Since in this case you have $\sum_{r=0}^n (2n+1) = (2n+1)\sum_{r=0}^n 1$

Then you have $f(r) = 1$ being added together $n+1$ times to get a total of $(2n+1)(1 + 1 + \cdots +1) = (2n+1)(n+1)$.

ah ok,it's just strange that you're summing for r, but the sum is of "n"s... I guess you just remember to do n * the thing in the sum, and add 1 * the thing in the sum (for when r=0) ?
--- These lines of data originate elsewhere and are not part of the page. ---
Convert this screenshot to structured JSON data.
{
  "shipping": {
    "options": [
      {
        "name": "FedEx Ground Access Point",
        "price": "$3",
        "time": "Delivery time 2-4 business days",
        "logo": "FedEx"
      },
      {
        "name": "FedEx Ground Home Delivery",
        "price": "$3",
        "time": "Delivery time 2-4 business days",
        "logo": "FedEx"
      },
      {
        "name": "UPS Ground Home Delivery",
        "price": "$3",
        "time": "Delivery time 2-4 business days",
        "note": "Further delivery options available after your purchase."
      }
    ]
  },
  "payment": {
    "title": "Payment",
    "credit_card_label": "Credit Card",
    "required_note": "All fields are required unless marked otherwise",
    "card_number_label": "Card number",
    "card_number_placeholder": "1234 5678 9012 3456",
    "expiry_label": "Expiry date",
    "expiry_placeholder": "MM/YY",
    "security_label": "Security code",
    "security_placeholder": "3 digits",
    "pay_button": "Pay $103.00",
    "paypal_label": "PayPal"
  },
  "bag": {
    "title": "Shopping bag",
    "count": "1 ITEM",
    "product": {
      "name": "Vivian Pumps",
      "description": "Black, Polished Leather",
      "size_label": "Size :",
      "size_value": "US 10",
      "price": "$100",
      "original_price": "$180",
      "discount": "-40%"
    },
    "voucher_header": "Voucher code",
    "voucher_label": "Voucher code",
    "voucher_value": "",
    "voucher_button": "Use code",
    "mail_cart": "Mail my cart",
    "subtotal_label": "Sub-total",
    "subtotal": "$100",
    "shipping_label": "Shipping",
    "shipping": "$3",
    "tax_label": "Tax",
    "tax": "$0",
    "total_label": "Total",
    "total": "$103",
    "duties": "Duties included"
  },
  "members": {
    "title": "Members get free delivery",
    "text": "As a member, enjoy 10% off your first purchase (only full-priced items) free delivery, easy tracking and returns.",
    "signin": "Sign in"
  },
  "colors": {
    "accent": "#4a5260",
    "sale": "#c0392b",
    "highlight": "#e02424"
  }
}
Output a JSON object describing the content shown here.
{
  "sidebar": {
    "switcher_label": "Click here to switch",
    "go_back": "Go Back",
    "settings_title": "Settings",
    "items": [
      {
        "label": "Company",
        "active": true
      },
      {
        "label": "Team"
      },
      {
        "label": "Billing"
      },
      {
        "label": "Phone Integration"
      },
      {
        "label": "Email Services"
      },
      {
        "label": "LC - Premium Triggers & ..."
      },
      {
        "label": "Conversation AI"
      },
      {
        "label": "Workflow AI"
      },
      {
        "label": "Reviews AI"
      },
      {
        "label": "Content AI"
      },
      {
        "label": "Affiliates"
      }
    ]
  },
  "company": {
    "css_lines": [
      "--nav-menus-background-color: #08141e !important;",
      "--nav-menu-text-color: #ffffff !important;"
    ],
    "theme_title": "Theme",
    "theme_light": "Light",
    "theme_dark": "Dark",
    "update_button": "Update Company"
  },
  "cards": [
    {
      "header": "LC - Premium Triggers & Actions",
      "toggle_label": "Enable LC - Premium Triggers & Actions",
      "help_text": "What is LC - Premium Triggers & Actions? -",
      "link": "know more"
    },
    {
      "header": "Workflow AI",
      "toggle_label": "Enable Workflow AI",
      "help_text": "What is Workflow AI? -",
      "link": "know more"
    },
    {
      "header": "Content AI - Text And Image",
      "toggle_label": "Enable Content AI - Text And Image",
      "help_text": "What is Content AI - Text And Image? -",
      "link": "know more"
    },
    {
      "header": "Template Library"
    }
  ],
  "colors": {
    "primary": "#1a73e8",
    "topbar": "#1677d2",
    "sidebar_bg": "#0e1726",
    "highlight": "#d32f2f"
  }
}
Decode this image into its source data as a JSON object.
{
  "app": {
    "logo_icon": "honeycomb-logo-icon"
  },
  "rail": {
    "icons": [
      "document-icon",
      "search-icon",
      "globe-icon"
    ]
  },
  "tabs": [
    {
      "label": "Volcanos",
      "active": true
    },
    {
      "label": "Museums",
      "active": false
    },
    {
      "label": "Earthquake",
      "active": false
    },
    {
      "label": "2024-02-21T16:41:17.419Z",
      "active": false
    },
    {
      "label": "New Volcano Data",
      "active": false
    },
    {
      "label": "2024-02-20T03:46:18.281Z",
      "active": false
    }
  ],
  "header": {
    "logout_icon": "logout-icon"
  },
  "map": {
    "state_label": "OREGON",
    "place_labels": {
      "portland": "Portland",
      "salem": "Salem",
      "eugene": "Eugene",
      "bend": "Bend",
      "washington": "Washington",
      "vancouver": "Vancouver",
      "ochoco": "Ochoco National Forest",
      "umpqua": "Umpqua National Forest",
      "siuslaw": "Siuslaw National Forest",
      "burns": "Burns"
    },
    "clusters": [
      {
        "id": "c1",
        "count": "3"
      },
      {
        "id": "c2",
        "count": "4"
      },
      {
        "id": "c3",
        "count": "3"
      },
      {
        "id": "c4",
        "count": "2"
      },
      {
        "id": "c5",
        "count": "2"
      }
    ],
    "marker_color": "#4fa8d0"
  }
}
Thanks so much, this really helped! I understand the question using the second way, but the first way is a bit confusing. For the 0th term could you write it as $\displaystyle \sum_{r=0}^0 (2n+1) = (2n+1) \sum_{r=0}^0 1$ and then isn't $\displaystyle \sum_{r=0}^0 1 = 0$, so the whole term is 0?

No, that doesn't make sense, the first term has nothing to do with a sum.

$\displaystyle \sum_{r=0}^n f(r) = f(0) + f(1) + \cdots$

Here, we have $f(0) = 2n+1$, that's the 0th term. There's no sum coefficient or anything.

Has anyone completed the crashmaths FP1 past papers? I feel like there are multiple mistakes in the first one.

Has anyone completed the crashmaths FP1 past papers? I feel like there are multiple mistakes in the first one.

Having completed the paper I, myself, noticed one mistake in the mark scheme of the 'Set A' paper. I did not notice any other mistakes in it apart from one. I think the paper was very good - you can't expect everything to be flawless ultimately, CrashMaths/Aaran has other things to worry about than one FP1 paper, all he's trying to do is make a paper which is giving us an extra opportunity to see where we are at with our knowledge and understanding of the FP1 module. I'd say you should be slightly more grateful.

If you don't mind me asking, what mistakes did you notice? I only noticed one arithmetic error in the mark scheme which I pointed out and was amended quickly, otherwise apart from that I did not find any others, and found the paper actually very useful..

where do you think the mistakes are?